A hundred and a half kilometers from San Pedro de Atacama, there is the Miscanti lagoon and the adjacent Miniques lagoon, two mountain lakes at an altitude of 4200 m. The Miniques volcano and Mount Miscanti rise next to them. Heart-shaped Miscanti Lake opens to the traveler’s eye as a perfectly flat surface of deep blue, incredibly calm and lifeless. It is separated from the neighboring lake by an influx of lava that solidified here after the eruption. The lagoon is part of the Los Flamencos National Reserve.

Also on the territory of the reserve, in the Salar de Atacama region, there is a symmetrical stratovolcano Licancabur. The height of this powerful giant is 5920 m. The lower two thirds of the northeastern slope of the volcano belong to Bolivia, and the third part, the peak and the crater, belong to Chile. In a crater about 400 m wide, a lake about 80 m in diameter was formed, which is covered with ice for most of the year. This is one of the highest lakes in the world. Mountain hikers already have something to do in the vicinity of San Pedro: Mount Toko (5604 m) and Lascar volcano (5510 m) are considered the easiest to climb (day route), Pili Mountains (6064 m) and Seirekabur (5971 m) more difficult. But Licancabur is a real challenge for climbers. Although it does not surpass the above in height, it will take at least three days to climb to the top.

Vale del Arcoiris (“Rainbow Valley”) is about an hour from San Pedro. It is named so because of the amazing variety of colors of the local rocks. It is caused by different concentrations of salt in the rock. The panorama of the valley is amazing: a flat terracotta desert, framed by green-white-red mountains, among which there are extremely bizarre forms created by erosion. On the way to the valley, tourists pass a place where you can still see prehistoric petroglyphs depicting llamas, foxes, shamans and flamingos on the rocks.

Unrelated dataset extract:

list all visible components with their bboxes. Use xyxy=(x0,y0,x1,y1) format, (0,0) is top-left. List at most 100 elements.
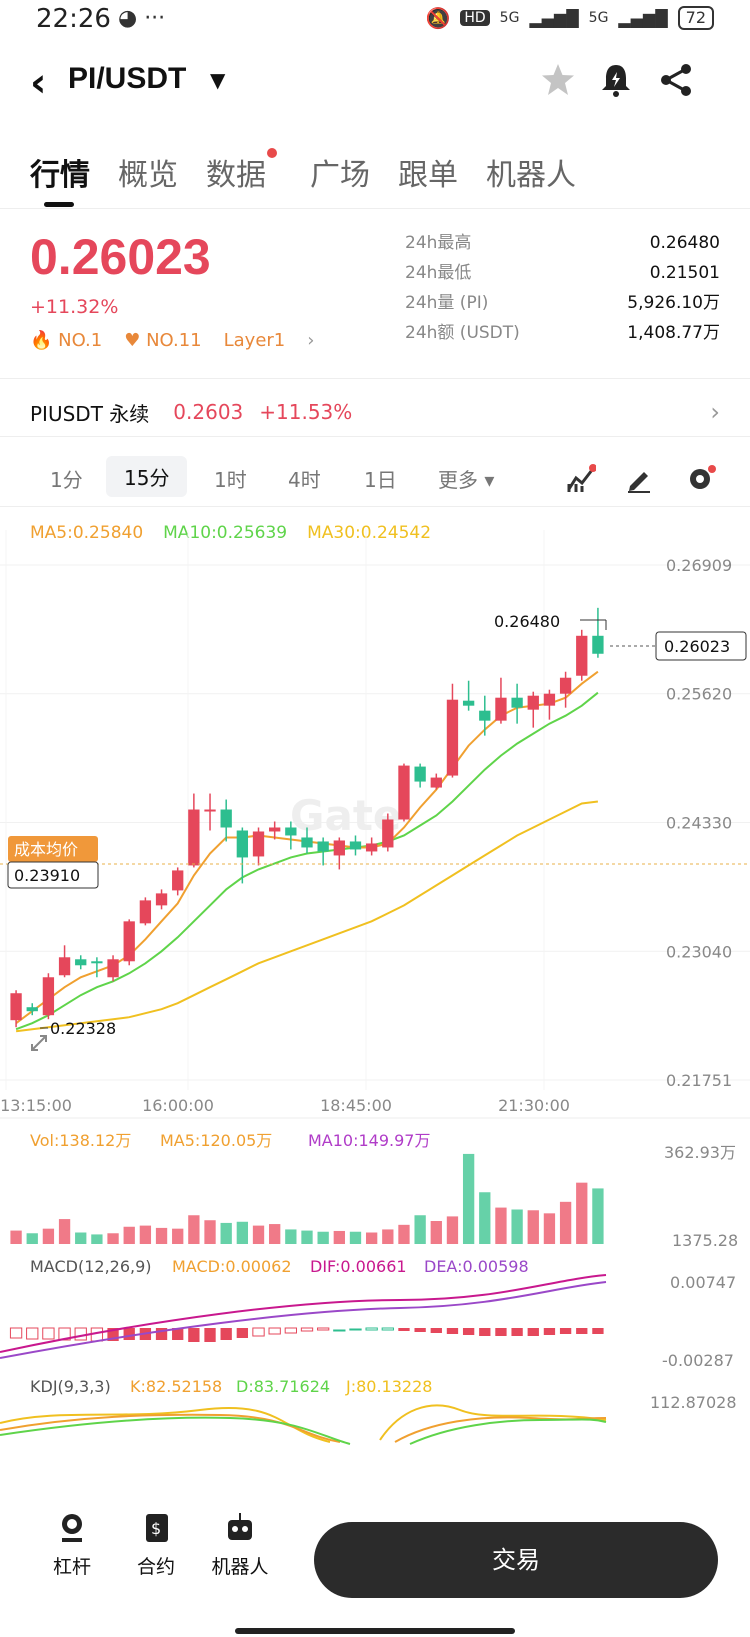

The meteorological conditions in the Atacama Desert make it an ideal spot for stargazing. At a distance of about 50 km east of the town is the Llano de Chajnantor observatory group, which stands in the mountains of the Atacama Desert, at an altitude of more than 4800 m. Here is ALMA, a powerful radio telescope with a diameter of 12 and 7 m, which allows you to observe millimeter and submillimeter waves. ALMA began operating in 2011 and launched at full capacity in 2013. It is used to study distant galaxies, comets and the formation of new planets. This is an international project involving Europe, the USA, Canada, East Asia and Chile.